# Socket activation on FreeBSD



## comanche_001 (Jan 7, 2022)

Hi,

A nice feature of systemd is "socket activation". When connecting to a listening socket, the system can start a service or a daemon.
I'm pretty new on FreeBSD. How can I create such a listening socket on FreeBSD?

Thanks in advance!


----------



## SirDice (Jan 7, 2022)

comanche_001 said:


> A nice feature of systemd is "socket activation". When connecting to a listening socket, the system can start a service or a daemon.
> I'm pretty new on FreeBSD. How can I create such a listening socket on FreeBSD?


It's a specific feature of systemd. As FreeBSD doesn't have systemd you can't use any of those features.


----------



## zirias@ (Jan 7, 2022)

Adding inetd(8) to the list of things systemd reinvented for no reason at all. 
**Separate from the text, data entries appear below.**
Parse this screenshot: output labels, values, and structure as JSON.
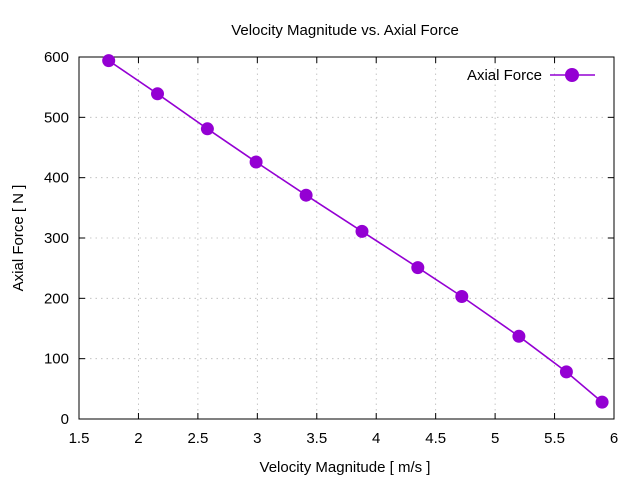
{
  "chart_data": {
    "type": "line",
    "title": "Velocity Magnitude vs. Axial Force",
    "xlabel": "Velocity Magnitude [ m/s ]",
    "ylabel": "Axial Force [ N ]",
    "xlim": [
      1.5,
      6
    ],
    "ylim": [
      0,
      600
    ],
    "xticks": [
      1.5,
      2,
      2.5,
      3,
      3.5,
      4,
      4.5,
      5,
      5.5,
      6
    ],
    "xtick_labels": [
      "1.5",
      "2",
      "2.5",
      "3",
      "3.5",
      "4",
      "4.5",
      "5",
      "5.5",
      "6"
    ],
    "yticks": [
      0,
      100,
      200,
      300,
      400,
      500,
      600
    ],
    "ytick_labels": [
      "0",
      "100",
      "200",
      "300",
      "400",
      "500",
      "600"
    ],
    "grid": true,
    "legend_position": "top-right",
    "series": [
      {
        "name": "Axial Force",
        "color": "#9400d3",
        "marker": "circle",
        "x": [
          1.75,
          2.16,
          2.58,
          2.99,
          3.41,
          3.88,
          4.35,
          4.72,
          5.2,
          5.6,
          5.9
        ],
        "y": [
          594,
          539,
          481,
          426,
          371,
          311,
          251,
          203,
          137,
          78,
          28
        ]
      }
    ]
  }
}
(yes, I know inetd doesn't start daemons but just simple stdio programs. still the same basic idea. only the daemon will keep running, so, _why_??)


----------



## SirDice (Jan 7, 2022)

MacOS's launchd does something similar. But we don't have launchd either. 





__





						launchd - Wikipedia
					






					en.wikipedia.org


----------



## msplsh (Jan 7, 2022)

comanche_001 said:


> How can I create such a listening socket on FreeBSD?


inetd(8), as stated by Zirias


----------



## comanche_001 (Jan 7, 2022)

I will look into inetd. Thanks!


----------